Friendzone - Capítulo 1



Melissa é uma garota inteligente, do tipo que se lembraria sem esforço o número atômico do carbono durante uma tentativa de encontrar mensagens ocultas na sequência numérica de Fibonacci. Sem contar que ela faz tudo isso enquanto assiste Fringe em seu laptop e tenta decifrar aqueles misteriosos glyph codes.

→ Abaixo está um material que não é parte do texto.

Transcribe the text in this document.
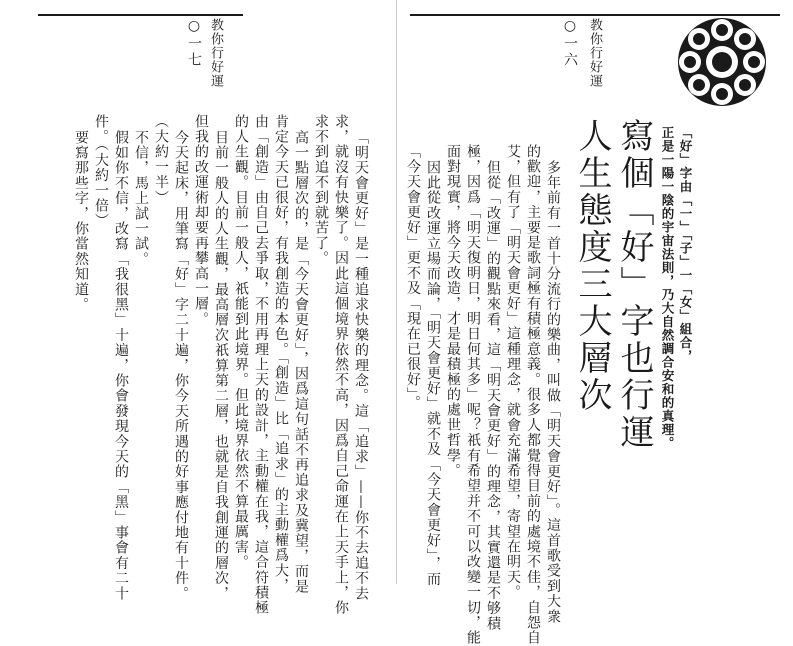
○一六 教你行好運
「好」字由「一」「子」一「女」組合，
正是一陽一陰的宇宙法則，乃大自然調合安和的真理。
寫個「好」字也行運
人生態度三大層次
多年前有一首十分流行的樂曲，叫做「明天會更好」。這首歌受到大衆
的歡迎，主要是歌詞極有積極意義。很多人都覺得目前的處境不佳，自怨自
艾，但有了「明天會更好」這種理念，就會充滿希望，寄望在明天。
但從「改運」的觀點來看，這「明天會更好」的理念，其實還是不够積
極，因爲「明天復明日，明日何其多」呢？祇有希望并不可以改變一切，能
面對現實，將今天改造，才是最積極的處世哲學。
因此從改運立場而論，「明天會更好」就不及「今天會更好」，而
「今天會更好」更不及「現在已很好」。
教你行好運
○一七
「明天會更好」是一種追求快樂的理念。這「追求」——你不去追不去
求，就沒有快樂了。因此這個境界依然不高，因爲自己命運在上天手上，你
求不到追不到就苦了。
高一點層次的，是「今天會更好」，因爲這句話不再追求及冀望，而是
肯定今天已很好，有我創造的本色。「創造」比「追求」的主動權爲大，
由「創造」由自己去爭取，不用再理上天的設計，主動權在我，這合符積極
的人生觀。目前一般人，祇能到此境界。但此境界依然不算最厲害。
目前一般人的人生觀，最高層次祇算第二層，也就是自我創運的層次，
但我的改運術却要再攀高一層。
今天起床，用筆寫「好」字二十遍，你今天所遇的好事應付地有十件。
（大約一半）
不信，馬上試一試。
假如你不信，改寫「我很黑」十遍，你會發現今天的「黑」事會有二十
件。（大約一倍）
要寫那些字，你當然知道。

O trajeto de ônibus entre a escola e sua casa durava vinte minutos, o que era tempo suficiente para avançar pelo menos dois capítulos no Guia do Mochileiro das Galáxias enquanto ouvia Joan Jett em seu iPod. A chuva embaçava a janela do ônibus e gotas insistentes teimavam em atravessar a pequena abertura da janela, a mesma que minutos antes fora fechada abruptamente por um passageiro revoltado, como se as gotas de chuva fossem gotas ácidas. Não demorou para que a condensação transformasse o vidro da janela em uma tela de pintura a dedo, para artistas anônimos entediados.

Melissa rabiscou um triângulo, traçou um círculo dentro dele e dividiu-o ao meio com uma linha reta. Qualquer potterhead que se preze reconheceria as “Insígnias da Morte”, ela sorriu admirando a perfeição do seu desenho, que rapidamente esvanecia dando lugar a uma nova tela de vapor sobre vidro, limpa e pronta para um novo ilustrador ou uma nova ilustração. Observou uma fumaça preta saindo do escapamento do ônibus que ia à frente, ver essa cena tornou inevitável completar o espaço restante do vidro rabiscando os seguintes números: 4 e 8, 15 e 16, 23 e... um sorriso bobo acompanhou a escrita do número que encerrava a sequência: 42, o sentido da vida!

Quase perdeu o ponto, lembrando do Sawyer e percebendo como ele se parecia com o Ricardo, um jogador de futebol do time da escola. Ela odiava futebol, mas por causa dele começou a frequentar o treino do time.

O porteiro do seu prédio, reconhecendo a loirinha de mechas azuis, parada junto ao portão, apertou aquele botão como se fosse Homer Simpson e observou a porta automática fazendo seu trabalho. Melissa cumprimentou-o com os olhos. Um breve sorriso e um leve inclinar simultâneo de cabeças completaram os protocolos sociais, logo correu para apanhar o elevador que subia vazio. Sozinha, fitando o espelho, encarava a si mesma.

Observou os próprios lábios, movimentando-os e umedecendo-os, mexeu no cabelo, pensou em pintá-lo completamente de roxo ou rosa, imaginou-se como Sakura, como Erza, como Saori.

No terceiro andar, o elevador se abriu e Erick entrou, o mancebo em questão era o seu "melhor amigo homem", com quem partilhava seu vício por Skins. Um garotinho ruivo de dezesseis anos, com o rosto cheio de sardas e que morava dois andares acima do seu, se conheciam desde pequenos, jogavam Guitar Hero e assistiam The Big Bang Theory, ele era como um irmão pra ela, um grande amigo.

- Oi! – disse ele, entrando no elevador com um sorriso recém-nascido que formava covinhas nas extremidades do seu rosto. Melissa sorriu de volta e perguntou:

-Aqui... você vai lá em casa depois né?

-Vou sim, vou almoçar e depois eu desço. Baixei “The Walking Dead” vou levar pra gente assistir!


- Vem logo então, que eu vou sair depois, vou ver o treino do time hoje – ela disse.

Beleza então – ele respondeu, denunciando a morte prematura do seu sorriso recém-nascido, o elevador se abriu e Melissa saiu. De repente ela se virou e disse:

Anda logo hein!

A porta do elevador se fechou e mesmo que Erick tivesse respondido algo ela não poderia ouvi-lo. Deu um soco falso na parede do elevador e fingiu gritar sem emitir nenhum som:

-Eu te amooooo! Sua bobaaaaa! Como você não percebeeeee? 

Um longo e triste suspiro calou seu grito mudo, enquanto o elevador subia.